Seen in isolation, the choice of terms will hardly have a direct impact on the degree of weight loss, although they may help influence mental processes that are helpful in bringing about changes in behaviour. Hearing the doctor say that they are fat may help patients realise the seriousness of the situation. Such notions also accord with what we know about relative risk of disease (33).
We already know that men and young people in general prefer more frank modes of expression (31). Our study confirms the gender difference, but also points to other significant factors. It is difficult to know where to draw a line between what will have a motivational effect and what would only be seen as offensive. If the patients perceive this as stigmatisation, they may react by avoiding consultations or changing their GP. In this way, unfortunate use of terms may at worst have negative health consequences (32).

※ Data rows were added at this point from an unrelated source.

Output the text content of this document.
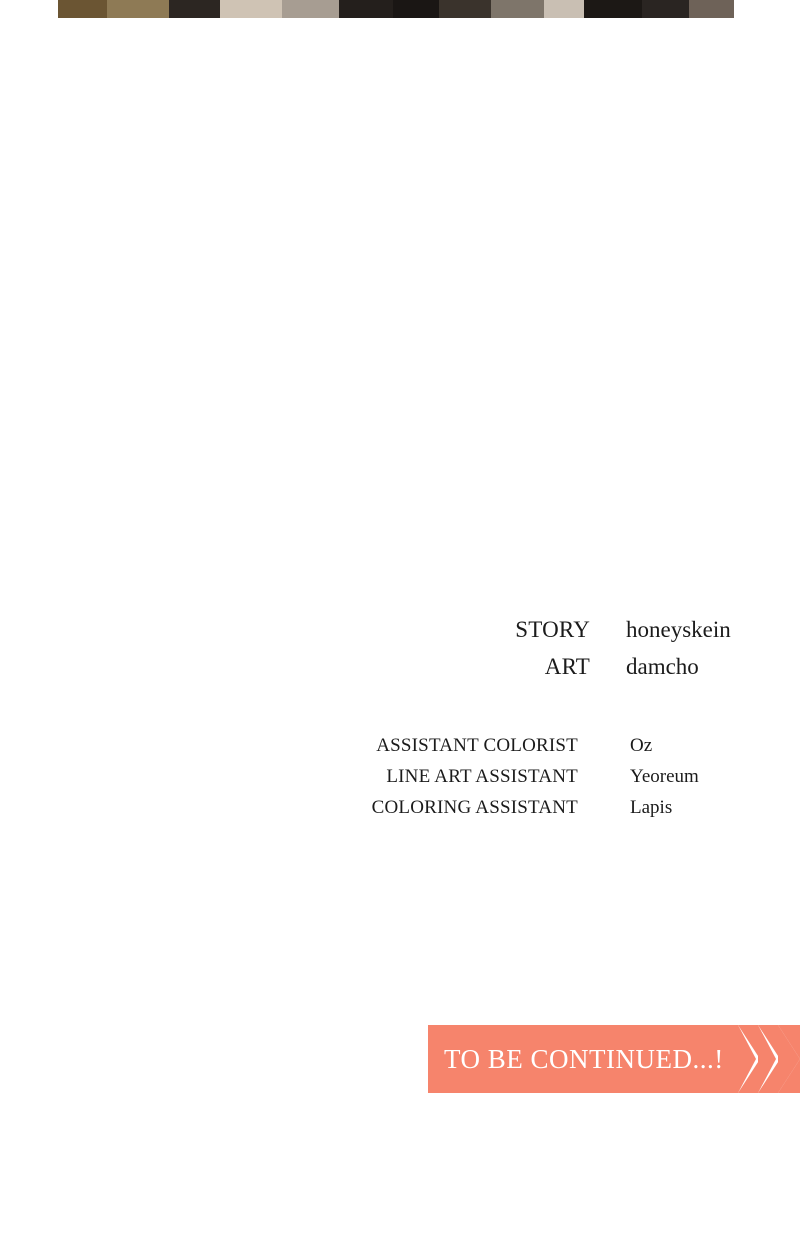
STORY honeyskein
ART damcho
ASSISTANT COLORIST	Oz
LINE ART ASSISTANT	Yeoreum
COLORING ASSISTANT	Lapis
TO BE CONTINUED...!
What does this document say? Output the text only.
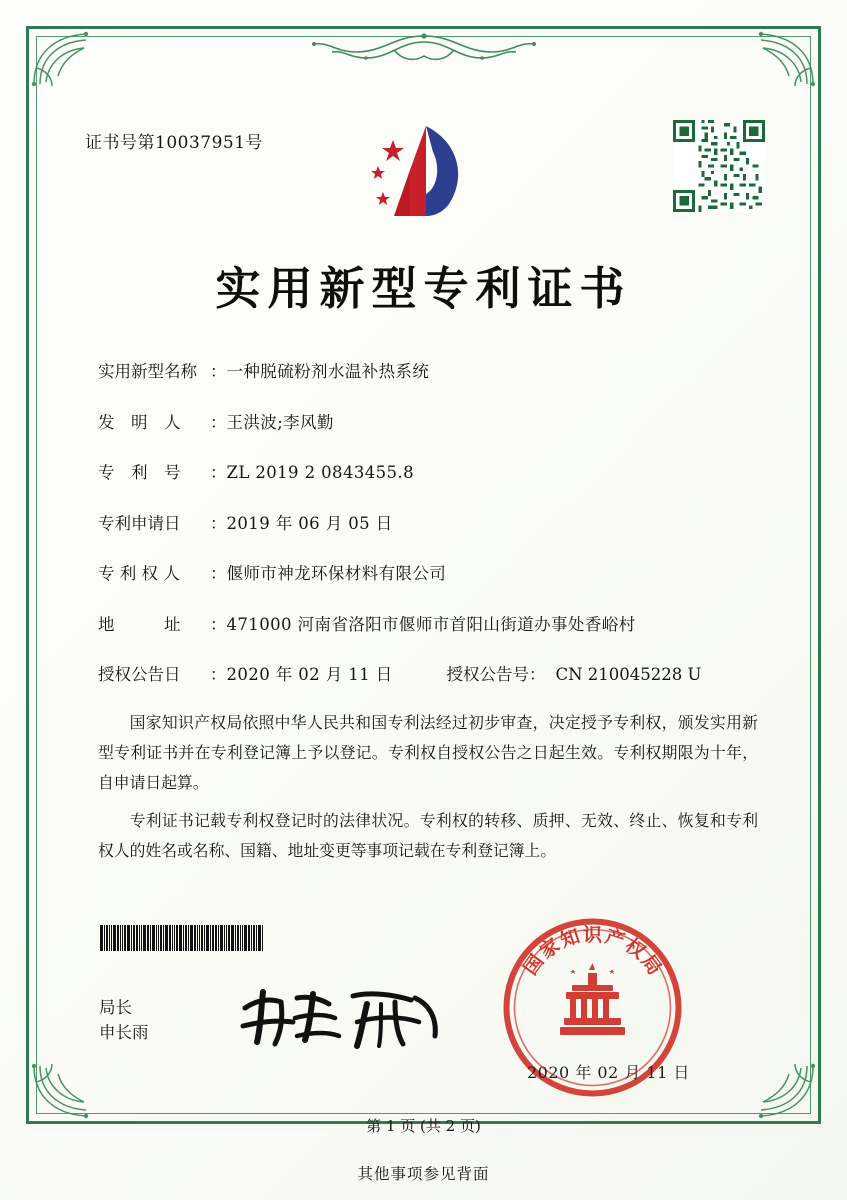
证书号第10037951号
实用新型专利证书
实用新型名称 ： 一种脱硫粉剂水温补热系统
发　明　人	： 王洪波;李风勤
专　利　号	： ZL 2019 2 0843455.8
专利申请日	： 2019 年 06 月 05 日
专 利 权 人	： 偃师市神龙环保材料有限公司
地　　　址	： 471000 河南省洛阳市偃师市首阳山街道办事处香峪村
授权公告日	： 2020 年 02 月 11 日	授权公告号： CN 210045228 U

国家知识产权局依照中华人民共和国专利法经过初步审查，决定授予专利权，颁发实用新型专利证书并在专利登记簿上予以登记。专利权自授权公告之日起生效。专利权期限为十年，自申请日起算。

专利证书记载专利权登记时的法律状况。专利权的转移、质押、无效、终止、恢复和专利权人的姓名或名称、国籍、地址变更等事项记载在专利登记簿上。

局长
申长雨
国
家
知 识 产
权
局
2020 年 02 月 11 日
第 1 页 (共 2 页)
其他事项参见背面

This study is based on patients suffering from morbid obesity. The findings cannot be directly generalised to the far larger population of overweight people who are not seeking treatment. In addition, we need to take into account that one of the questions was associated with issues somewhat in the past, and this may have had an effect on the responses. The selection of variables for the regression analysis was restricted to data that had been collected before this sub-study was initiated. Other variables that were unavailable to us may possibly have had an effect on the sensitivity to expressions and thus on the results.
In our opinion, the findings are relevant – especially for GPs. They often observe their patients’ weight increase and one of their tasks is prevention. Knowledge about the perception of language usage may lower the threshold for raising the issue of body weight at an early stage, thus increasing the effectiveness of prevention.